Glycosyl terpenoid-rich fraction of TeMac™ attenuates oxidative stress, inhibits cholinesterases enzyme activities, and protects brain against scopolamine-induced histopathological alterations in rats.

BACKGROUND

Alzheimer's disease (AD) is the most commonly diagnosed form of senile dementia, with limited therapeutic options. Neuronal damage is caused by factors secreted by inflammatory cells but also, the lack of antioxidants to prevent oxidative stress and help maintain neuronal integrity, which is crucial for cognition and memory are mediators of AD. Terminalia macroptera barks contain glycosyl terpenoids, known for their strong antioxidant properties.

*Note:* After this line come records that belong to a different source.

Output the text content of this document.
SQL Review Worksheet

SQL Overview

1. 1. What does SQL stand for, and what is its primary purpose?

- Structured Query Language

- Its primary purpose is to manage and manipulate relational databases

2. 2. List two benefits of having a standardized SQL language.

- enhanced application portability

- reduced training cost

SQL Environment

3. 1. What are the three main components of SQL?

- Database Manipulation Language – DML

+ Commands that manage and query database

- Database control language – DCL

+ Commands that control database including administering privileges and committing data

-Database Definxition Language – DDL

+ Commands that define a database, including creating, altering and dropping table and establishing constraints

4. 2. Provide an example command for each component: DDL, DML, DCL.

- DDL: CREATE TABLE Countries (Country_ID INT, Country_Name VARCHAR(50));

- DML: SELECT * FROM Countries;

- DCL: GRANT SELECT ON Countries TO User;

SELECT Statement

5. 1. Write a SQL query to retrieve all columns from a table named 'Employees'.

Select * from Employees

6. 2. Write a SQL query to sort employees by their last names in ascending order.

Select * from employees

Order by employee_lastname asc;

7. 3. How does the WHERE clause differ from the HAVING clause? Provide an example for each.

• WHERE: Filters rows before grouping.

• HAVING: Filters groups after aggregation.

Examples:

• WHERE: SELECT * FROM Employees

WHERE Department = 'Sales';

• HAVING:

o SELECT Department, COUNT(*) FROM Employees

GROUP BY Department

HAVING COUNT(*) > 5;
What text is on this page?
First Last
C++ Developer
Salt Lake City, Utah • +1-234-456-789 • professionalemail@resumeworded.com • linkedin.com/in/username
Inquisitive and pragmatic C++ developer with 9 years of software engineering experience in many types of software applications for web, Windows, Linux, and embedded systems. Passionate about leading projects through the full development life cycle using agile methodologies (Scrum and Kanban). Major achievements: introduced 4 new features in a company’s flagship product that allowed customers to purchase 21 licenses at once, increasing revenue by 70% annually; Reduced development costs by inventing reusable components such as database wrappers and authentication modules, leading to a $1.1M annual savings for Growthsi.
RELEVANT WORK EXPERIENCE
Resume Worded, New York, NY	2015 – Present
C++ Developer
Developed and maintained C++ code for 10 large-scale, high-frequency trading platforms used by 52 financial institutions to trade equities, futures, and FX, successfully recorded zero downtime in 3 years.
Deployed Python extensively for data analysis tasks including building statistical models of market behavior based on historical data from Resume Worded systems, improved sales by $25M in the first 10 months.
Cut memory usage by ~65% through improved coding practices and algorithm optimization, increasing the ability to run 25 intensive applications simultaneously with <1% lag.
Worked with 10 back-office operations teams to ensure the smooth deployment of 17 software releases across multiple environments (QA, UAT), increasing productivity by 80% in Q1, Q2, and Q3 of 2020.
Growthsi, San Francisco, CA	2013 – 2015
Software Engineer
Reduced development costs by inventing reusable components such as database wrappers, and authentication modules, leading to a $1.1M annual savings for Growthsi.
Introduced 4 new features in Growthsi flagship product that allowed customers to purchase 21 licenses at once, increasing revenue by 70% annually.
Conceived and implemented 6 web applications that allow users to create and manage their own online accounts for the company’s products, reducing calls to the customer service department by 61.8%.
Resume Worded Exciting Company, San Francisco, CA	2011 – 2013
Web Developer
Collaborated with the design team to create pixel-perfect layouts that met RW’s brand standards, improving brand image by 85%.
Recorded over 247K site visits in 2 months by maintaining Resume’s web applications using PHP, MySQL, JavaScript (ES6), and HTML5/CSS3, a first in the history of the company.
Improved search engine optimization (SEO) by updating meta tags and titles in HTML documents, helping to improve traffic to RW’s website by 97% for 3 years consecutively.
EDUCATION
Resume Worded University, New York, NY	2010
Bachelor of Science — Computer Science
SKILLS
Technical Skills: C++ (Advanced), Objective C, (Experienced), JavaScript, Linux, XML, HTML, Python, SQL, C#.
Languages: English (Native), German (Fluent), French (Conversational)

This study investigated the antioxidant and neuroprotective effects of the glycosylic terpenoid-rich fraction of Terminalia macroptera (GT-TeMac™) in scopolamine-treated rats.

METHODS

Glycosylic terpenoids were identified by LC-MS and antiradical activity tests (DPPH and ORAC) were performed. Cholinergic cognitive dysfunction and oxidative stress were induced in male wistar rats, by intraperitoneal injection of scopolamine (1 mg/kg BW/day) for seven consecutive days. GT-TeMac™ at 100 mg/kg and Donepezil at 5 mg/kg body weight were administered orally 60 min after scopolamine. After treatment, rat were sacrificed and brains were collected for the evaluation of cholinergic enzyme activity, oxidative stress markers and histopathological analysis. In vitro study was carried out to assess the ability of GT-TeMac™ to scavenge free radicals and suppress HO-induced ROS production in SK-N-SH cells. In addition, the ability of GT-TeMac™ to restore cell viability reduced by acrolein was performed.

RESULTS

Chebuloside II, Sericoside, 24-deoxysericoside, arjunglucoside 1 and 23-galloylarjunolic acid 28-O-glucopyranosylester were identified by LC-MS. GT-TeMac™ has a SC of 9.54 μg/mL and an ORAC value of 1130 µM Trolox equivalent per mg of GT-TeMac™. The administration of GT-TeMac™ protected against cognitive decline in AD by inhibiting cholinesterase metabolism, modulating oxidative stress parameters and protecting hippocampal areas. Additionally, GT-TeMac™ absorbed and eliminated ROS produced by hydrogen peroxide in SKNSH cells and restored cell viability reduced by acrolein.

CONCLUSION

These findings suggest that the active ingredients in GT-TeMac™ are promising drug candidates for the treatment of cognitive disorders associated with oxidative stress in AD.